Enhancing migrants' potential and labour market participation contributes to economic development and recovery of the host country and potentially the country of origin either through remittances or where returning migrants can apply newly acquired skills and experience gained abroad. Indeed, next year will be the European Year of Skills and developing those of migrants is a top priority.

The EU’s Talent Partnerships are also intended to support the wider building of skills intelligence around concerned migration countries, labour market development, enhancement of the vocational education and training sector, integration of returning migrants. and strengthening of the diaspora network.

Within the remit of the EU's external relations and its role as a global actor the ETF works to build an integrated system to harmonise and link skills recognition systems between the EU and partner countries in the EU’s neighbouring regions and within countries themselves.

This building of skills intelligence informs the policy advice which the ETF gives to partner countries and shares with EU institutions and Member States, and more broadly with other international organisations as part of the United Nation Network on Migration in the pursuit of migration policy goals supporting the UN’s Sustainable Development Goals. The ETF partners include the International Organization for Migration (IOM), UNESCO, UNHCR and the International Labour Organization with which an e-learning course on the skills dimensions of labour migration to policy makers and practitioners was jointly delivered earlier this year.

Studies and reports produced by the ETF focus on the triangular relationship between migration, human capital formation, and labour markets as in "Use it or lose it!" the ETF's in depth report, featured below, that explores the situation between the EU and the Western Balkans based on research and analysis carried out in the Western Balkan countries in 2020–21. Individual reports are also available (Albania, Bosnia and Herzegovina, Kosovo, Montenegro, North Macedonia, Serbia and the Western Balkans). Additionally, as part of the human capital development systems’ assessment, policy responses and good practices related to the skills dimensions of migration were explored in a number of ETF partner countries in the Southern and Eastern Mediterranean and Eastern Europe in 2021 (Georgia, Jordan, Lebanon, Moldova, Morocco, Tunisia and Ukraine). 

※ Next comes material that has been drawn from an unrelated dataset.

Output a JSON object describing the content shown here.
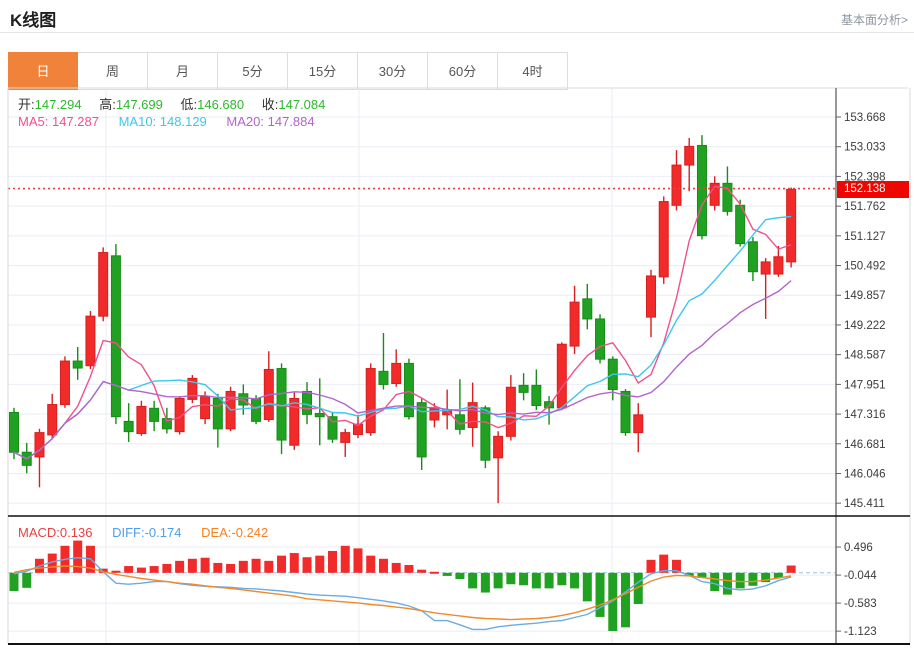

More specifically, the ETF works with countries in the EU neighbourhood to support the necessary skills requisites for migrants including the recognition of qualifications, validation of skills and competencies and prior learning by sharing EU tools such as the European Qualifications Framework (EQF), the New Europass​ and the EU Skills Profile Tool​Moreover, the ETF has been building skills profiles of migrants within partner countries and across partner countries to improve policies for skills development mechanisms in countries of origin.

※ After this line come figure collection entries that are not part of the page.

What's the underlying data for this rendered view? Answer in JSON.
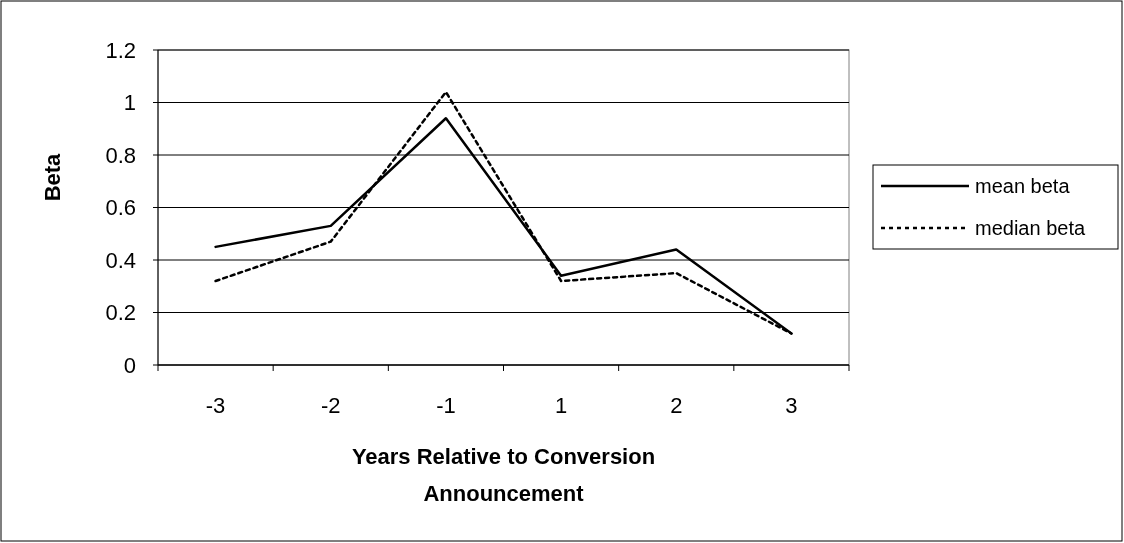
{
  "chart_data": {
    "type": "line",
    "xlabel": "Years Relative to Conversion Announcement",
    "ylabel": "Beta",
    "categories": [
      "-3",
      "-2",
      "-1",
      "1",
      "2",
      "3"
    ],
    "series": [
      {
        "name": "mean beta",
        "color": "#000000",
        "line_style": "solid",
        "values": [
          0.45,
          0.53,
          0.94,
          0.34,
          0.44,
          0.12
        ]
      },
      {
        "name": "median beta",
        "color": "#000000",
        "line_style": "dotted",
        "values": [
          0.32,
          0.47,
          1.04,
          0.32,
          0.35,
          0.12
        ]
      }
    ],
    "ylim": [
      0,
      1.2
    ],
    "yticks": [
      0,
      0.2,
      0.4,
      0.6,
      0.8,
      1,
      1.2
    ],
    "grid": "y",
    "legend": "right",
    "marker": "none"
  }
}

The ETF has also recently produced a comparison report (soon to be published) of the Ukrainian Qualifications Framework and the European Qualifications Framework (EQF) to facilitate the integration of Ukrainian refugees in Europe. This report feeds into the ETF’s initiative to create a network of national qualifications databases that exchange information on qualifications and 'speak' to each other which is the focus of a subsequent article in this edition of Learning Connects.